I wasn't going to put any error handling other then not to show but everything I read tells me I need to

You should still attempt to handle errors because you're not guaranteed that your db will have 100% uptime or that things won't get snafu'ed somewhere else.

 

When/if you experience an error, the user should be brought to a generalized error screen informing them that there was a problem and that it's being looked into.  Do not post actual error information, as that can inform would-be attackers about your infrastructure (indeed, many attackers intentionally throw garbage in form fields and query strings to see if the developer was foolish enough to leave error reporting turned on).

 

Above all else, code defensively.  Things happen.  "Working 100%" today doesn't mean anything tomorrow.

You should still attempt to handle errors because you're not guaranteed that your db will have 100% uptime or that things won't get snafu'ed somewhere else.

Agreed, which is why I specified to capture and handle them.

 

 

The way the OP is doing it sounds right. And no, you can't check the entire script for errors.

What I would like to do, if possilbe: page opens - there is an error - kicks user to a new page - emails error to me. I have it all working just wondering if I can do some generic check and then execute everything.

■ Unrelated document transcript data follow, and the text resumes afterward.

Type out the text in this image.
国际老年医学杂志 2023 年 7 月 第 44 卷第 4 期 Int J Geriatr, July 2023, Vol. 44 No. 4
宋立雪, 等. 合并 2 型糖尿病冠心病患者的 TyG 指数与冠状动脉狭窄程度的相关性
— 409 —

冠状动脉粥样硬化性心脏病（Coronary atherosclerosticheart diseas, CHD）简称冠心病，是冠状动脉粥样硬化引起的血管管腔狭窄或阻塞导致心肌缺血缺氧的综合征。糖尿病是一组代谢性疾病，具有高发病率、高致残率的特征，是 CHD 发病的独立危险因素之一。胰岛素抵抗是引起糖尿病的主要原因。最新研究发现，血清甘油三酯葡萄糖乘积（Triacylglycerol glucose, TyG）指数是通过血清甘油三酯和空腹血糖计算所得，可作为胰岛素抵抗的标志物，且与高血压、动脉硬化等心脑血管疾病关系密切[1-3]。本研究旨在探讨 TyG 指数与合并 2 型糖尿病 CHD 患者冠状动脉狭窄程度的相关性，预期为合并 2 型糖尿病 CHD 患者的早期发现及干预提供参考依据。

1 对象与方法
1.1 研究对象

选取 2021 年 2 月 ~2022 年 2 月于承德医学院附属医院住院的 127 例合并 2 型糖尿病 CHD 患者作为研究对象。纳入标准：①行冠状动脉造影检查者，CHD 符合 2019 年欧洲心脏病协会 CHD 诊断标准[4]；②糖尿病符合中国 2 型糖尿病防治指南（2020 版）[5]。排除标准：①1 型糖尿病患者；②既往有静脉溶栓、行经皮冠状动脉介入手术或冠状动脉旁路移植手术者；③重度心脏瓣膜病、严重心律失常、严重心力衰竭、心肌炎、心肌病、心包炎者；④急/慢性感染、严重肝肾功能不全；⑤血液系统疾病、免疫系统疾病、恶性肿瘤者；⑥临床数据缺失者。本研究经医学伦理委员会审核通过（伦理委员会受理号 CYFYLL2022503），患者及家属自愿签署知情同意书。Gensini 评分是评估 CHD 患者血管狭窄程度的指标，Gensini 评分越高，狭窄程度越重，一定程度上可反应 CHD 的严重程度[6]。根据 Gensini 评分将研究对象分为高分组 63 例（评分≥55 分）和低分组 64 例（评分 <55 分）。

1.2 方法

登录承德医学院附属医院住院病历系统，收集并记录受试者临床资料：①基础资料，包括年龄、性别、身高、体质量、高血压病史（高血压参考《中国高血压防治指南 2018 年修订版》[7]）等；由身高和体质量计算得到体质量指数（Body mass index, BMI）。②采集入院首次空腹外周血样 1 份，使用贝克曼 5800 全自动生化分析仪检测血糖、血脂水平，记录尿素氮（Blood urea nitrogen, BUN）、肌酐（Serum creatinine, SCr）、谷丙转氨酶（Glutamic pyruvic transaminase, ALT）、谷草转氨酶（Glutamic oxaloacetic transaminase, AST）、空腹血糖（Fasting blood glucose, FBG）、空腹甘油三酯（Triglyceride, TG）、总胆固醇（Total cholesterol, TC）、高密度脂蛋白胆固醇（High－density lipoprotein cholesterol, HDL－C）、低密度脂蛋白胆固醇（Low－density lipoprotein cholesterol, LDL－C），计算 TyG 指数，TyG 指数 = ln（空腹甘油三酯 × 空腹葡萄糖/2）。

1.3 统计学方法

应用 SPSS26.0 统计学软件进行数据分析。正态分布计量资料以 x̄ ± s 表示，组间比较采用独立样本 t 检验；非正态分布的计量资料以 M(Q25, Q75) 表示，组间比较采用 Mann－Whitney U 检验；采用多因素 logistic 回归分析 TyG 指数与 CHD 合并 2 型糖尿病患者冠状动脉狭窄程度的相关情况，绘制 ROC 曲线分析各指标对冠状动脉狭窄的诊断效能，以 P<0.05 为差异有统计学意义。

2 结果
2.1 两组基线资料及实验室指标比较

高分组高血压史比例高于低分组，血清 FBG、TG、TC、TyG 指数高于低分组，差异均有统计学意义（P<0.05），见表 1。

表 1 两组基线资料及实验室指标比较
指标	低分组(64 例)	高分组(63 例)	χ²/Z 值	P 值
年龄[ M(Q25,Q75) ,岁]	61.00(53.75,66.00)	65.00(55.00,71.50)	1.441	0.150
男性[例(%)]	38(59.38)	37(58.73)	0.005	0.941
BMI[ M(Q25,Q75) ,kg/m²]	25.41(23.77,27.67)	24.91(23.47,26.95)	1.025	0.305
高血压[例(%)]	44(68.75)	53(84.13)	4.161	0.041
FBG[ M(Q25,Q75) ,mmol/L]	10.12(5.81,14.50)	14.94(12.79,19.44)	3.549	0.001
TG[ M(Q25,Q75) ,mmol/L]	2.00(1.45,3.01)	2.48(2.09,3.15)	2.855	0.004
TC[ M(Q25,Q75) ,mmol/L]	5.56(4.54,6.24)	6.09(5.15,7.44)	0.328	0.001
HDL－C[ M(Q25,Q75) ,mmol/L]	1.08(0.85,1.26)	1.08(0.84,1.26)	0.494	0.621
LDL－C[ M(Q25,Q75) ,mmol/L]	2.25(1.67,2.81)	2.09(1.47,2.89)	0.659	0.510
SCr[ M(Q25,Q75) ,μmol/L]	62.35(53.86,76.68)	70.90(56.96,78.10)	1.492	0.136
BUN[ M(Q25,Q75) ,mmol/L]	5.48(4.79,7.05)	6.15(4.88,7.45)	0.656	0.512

If your site has a single entry point where all requests run though, then you can wrap your code in a try/catch block and use exceptions for your errors. For example

try {
ProcessRequest();
}
catch (Exception $e){
LogError($e);
ShowErrorPage();
}

 

ProcessRequest() would route the request to whatever page needs to handle it. If you have an error with the DB or something else then throw an exception.

$sql = 'SELECT blah FROM foo';
$stmt = $db->query($sql);
if (!$stmt){
throw new Exception('Failed to query database, '.$sql);
}

 

You can create your own exceptions by creating classes extending from the built in Exception class. Doing so will allow you to do more selective catch blocks as well as provide better error reporting.